В середине XVII в. в состав Российского государства были включены территории расселения бурятских племён, к этому времени уже исповедовавших буддизм. Этому процессу способствовали противоречия между монгольскими государствами и нарастающее давление маньчжурской экспансии [1, с. 26-27]. Примечательно, что крайняя жестокость завоеваний, проводившихся войсками и вассалами династии Цин в Западной Монголии, породила переход под российское покровительство, а затем в подданство, целых территорий, что способствовало локализации в составе России нового буддийского очага. Так, разгром и уничтожение Джунгарского ханства в первой половине XVIII в. определил переход к России Горного Алтая, население которого ощутило первичное поверхностное воздействие буддизма.
Распространение буддизма в западной и восточной частях Южной Сибири и его адаптация к конкретным условиям российским национальных окраин определили формирование разных региональных форм рассматриваемого вероучения. В восточной части Южной Сибири, как уже отмечалось, на момент вхождения в состав России буд-
дизм уже внедрился в социокультурную среду коренного населения. Эта религия фактически была признана властями России и в дореволюционный период контролировалась государством через регламентирование институциональных рамок [2, с. 5]. Данная региональная форма буддизма в лице ее адептов приспосабливалась к роли конфессионального меньшинства в империи с доминированием православного христианства, адаптируя традиционные буддийские модели налаживания взаимодействия со светской властью. Например, бурятские ламы ввели фигуру российского монарха в сферу сакральных буддийских символов, наделив его атрибутами дхармического правителя [1, с. 28].

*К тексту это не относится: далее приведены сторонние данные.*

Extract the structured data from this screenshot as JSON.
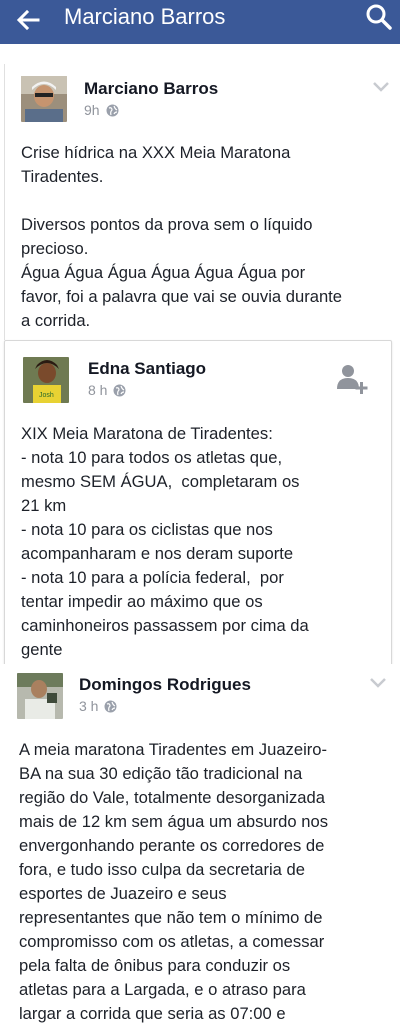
{
  "header": {
    "title": "Marciano Barros",
    "back_icon": "arrow-left-icon",
    "search_icon": "search-icon",
    "color": "#3b5998"
  },
  "posts": [
    {
      "author": "Marciano Barros",
      "time": "9h",
      "text": "Crise hídrica na XXX Meia Maratona\nTiradentes.\n\nDiversos pontos da prova sem o líquido\nprecioso.\nÁgua Água Água Água Água Água por\nfavor, foi a palavra que vai se ouvia durante\na corrida."
    },
    {
      "author": "Edna Santiago",
      "time": "8 h",
      "text": "XIX Meia Maratona de Tiradentes:\n- nota 10 para todos os atletas que,\nmesmo SEM ÁGUA,  completaram os\n21 km\n- nota 10 para os ciclistas que nos\nacompanharam e nos deram suporte\n- nota 10 para a polícia federal,  por\ntentar impedir ao máximo que os\ncaminhoneiros passassem por cima da\ngente"
    },
    {
      "author": "Domingos Rodrigues",
      "time": "3 h",
      "text": "A meia maratona Tiradentes em Juazeiro-\nBA na sua 30 edição tão tradicional na\nregião do Vale, totalmente desorganizada\nmais de 12 km sem água um absurdo nos\nenvergonhando perante os corredores de\nfora, e tudo isso culpa da secretaria de\nesportes de Juazeiro e seus\nrepresentantes que não tem o mínimo de\ncompromisso com os atletas, a comessar\npela falta de ônibus para conduzir os\natletas para a Largada, e o atraso para\nlargar a corrida que seria as 07:00 e"
    }
  ]
}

В западной части Южной Сибири ввиду того, что процесс внедрения буддизма был приостановлен маньчжурским ударом по Джунгарскому ханству и переходом Горного Алтая в состав России, усиление буддийского влияния впоследствии было связано с ослаблением контроля Цинской империи над своими национальными окраинами на рубеже XIX-XX вв. Однако политика властей Российской империи на данной территории в указанный период времени значительно отличалась от восточной части Южной Сибири. Воздействие конкурента православию методично пресекалось, поэтому стало возможным в скрытой форме - в виде бурханист-ского движения.
В отечественной историографии распространения буддизма в западной части Южной Сибири и развития бурханистского движения встречаются крайние оценки движущих сил этого процесса. Одна из них сводится к восприятию бурханизма как авангарда китайской или японской экспансии в азиатской части России. Истоки этих оценок имеют различное происхождение. Деятели Алтайской духовной миссии в 1900-х гг. были убеждены в прозелитизме монгольского буддизма, а для привлечения внимание государственной власти в лице томского губернского управления увязывали развитие бурханистского движения с политическим воздействием извне [3, с. 72-73]. В 1930-1940-е гг. для нейтрализации убедительных доводов о национально-освободительном подтексте религиозной ситуации на рубеже XIX—XX вв. в официальной историографии была дана однозначная характеристика, констатирующая реакционную националистическую и сепаратистскую сущность бурханизма [4, с. 403-410]. Данная оценка в отдельных случаях встречается и на сегодняшний день. В частности, культуролог М. Р. Маняхина в одной из последних публикаций утверждает: становление «бурханизма как религиозного движения ... осуществлялось на Тибете в лоне ламаистской церкви, финансируемой китайским капиталом, ставящим цели экономические (конкуренция с русским капиталом), политические (отторжение территории Алтая от России)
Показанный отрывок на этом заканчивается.